A democratic constitution ought not to impose upon the individual. It should not provide leeway for arbitrary interpretation of law. But clearer is the requirement to give up privacy in Article 52 (c). It is the duty of the citizen to "compulsorily enlist when the nation needs the service." This is forceful conscription, pure and simple. Collate this with the incorporation of the term "enemy state" in right to justice provision. Does it mean that the constitution envisions war with another state requiring all citizens to contribute their labor in war effort? What about Nepal being a zone of peace?

Continuing with the constraints on individual liberty, Article 28 defines that "no person shall be put to preventive detention without sufficient grounds for the existence of immediate threat to the sovereignty and integrity or law and order of Nepal." This means that a person can be put in preventive detention when the state furnishes sufficient grounds. Rallies and mass demonstrations, parts of democratic practices, against an unpopular ruler can be taken as threat to sovereignty and law and order by the ruler to put demonstrators in preventive custody and curtail minimum rights. It happened during Indira Gandhi's rule of emergency in India and the constitution was misinterpreted by legal eagles close to the regime to justify authoritarian rule. The same can happen here.

These concerns are relevant in the sense that there are demands of directly elected executive. This demand stems from the desire to see the country ruled by executive fiat. Sick and tired of ill practices of parliamentary democracy where horse-trading, floor crossing and illegal inducements to parliamentarians to form or topple the government were a norm, people during the constitution feedback campaign might have demanded directly elected executive (although the demanders may have been brainwashed by party apparatchiks). People might be thinking that a charismatic and strong-willed leader can come down hard on anarchy and steer the country in the path of prosperity and development.

But there is no guarantee that there will be stability in the country after a directly elected executive assumes power. The executive has to be accountable to the parliament and in the situation when the executive's party fails to win comfortable majority in the parliament, his/her moves can be blocked.
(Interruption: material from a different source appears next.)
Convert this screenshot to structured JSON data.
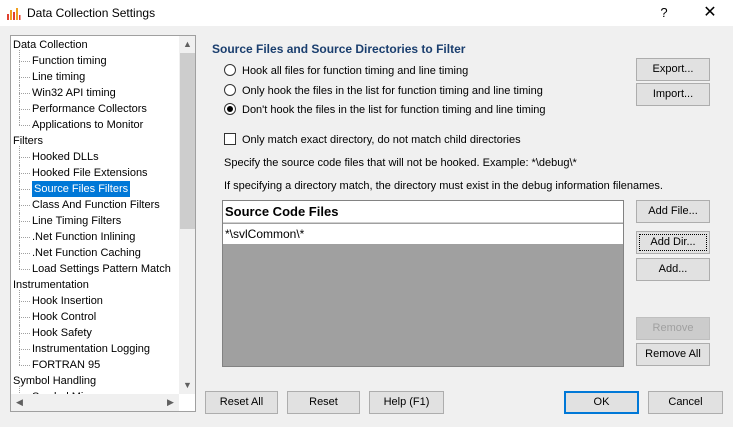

Frustrated with this, demands to declare parliament null and void could emerge. Without check and balance against executive overreach, there is every chance of an authoritarian rule. Given the country's geo-strategic position, sovereignty can be put in peril by an authoritarian ruler. Rather than this elitist demand, fostering inclusivity and strengthening state institutions will ensure Nepal's development.

The chattering class loves to give the example of Singapore's charismatic leader Lee Kuan Yew who transformed a backward country to become a developed one and dream of a similar leader here. But they seem to forget that Lee alone couldn't have done anything and he had capable assistants and, more than that, strong institutions to bring about change. Given the sorry state of our institutions, an authoritarian leader is likely to foster bad practices rather than change them for the better.

Matt Andrews, Associate Professor of Public Policy at Harvard University busts the myth of hero-worship in underdeveloped country like ours by saying, "It is disempowering to see leadership as something that demands waiting for special individuals to do special things. It is empowering to see leadership more empirically; as something that emerges in certain contexts and manifests in multiagent groups."

The proposed constitution cannot be given the benefit of doubt that it is a document of compromise. None of the stakeholders is happy with the statute. Cosmetic changes after the incorporation of public feedback might be made but that would not ensure its longevity. It would be unfortunate if the constitution has to be scrapped after another 10 years. After all, it has been hastily prepared to facilitate change in power. That is why it lacks any vision. Therefore, rather than promulgating this ill-conceived constitution that can give birth to authoritarianism, it would be better if the country waited for a better document prepared with great care.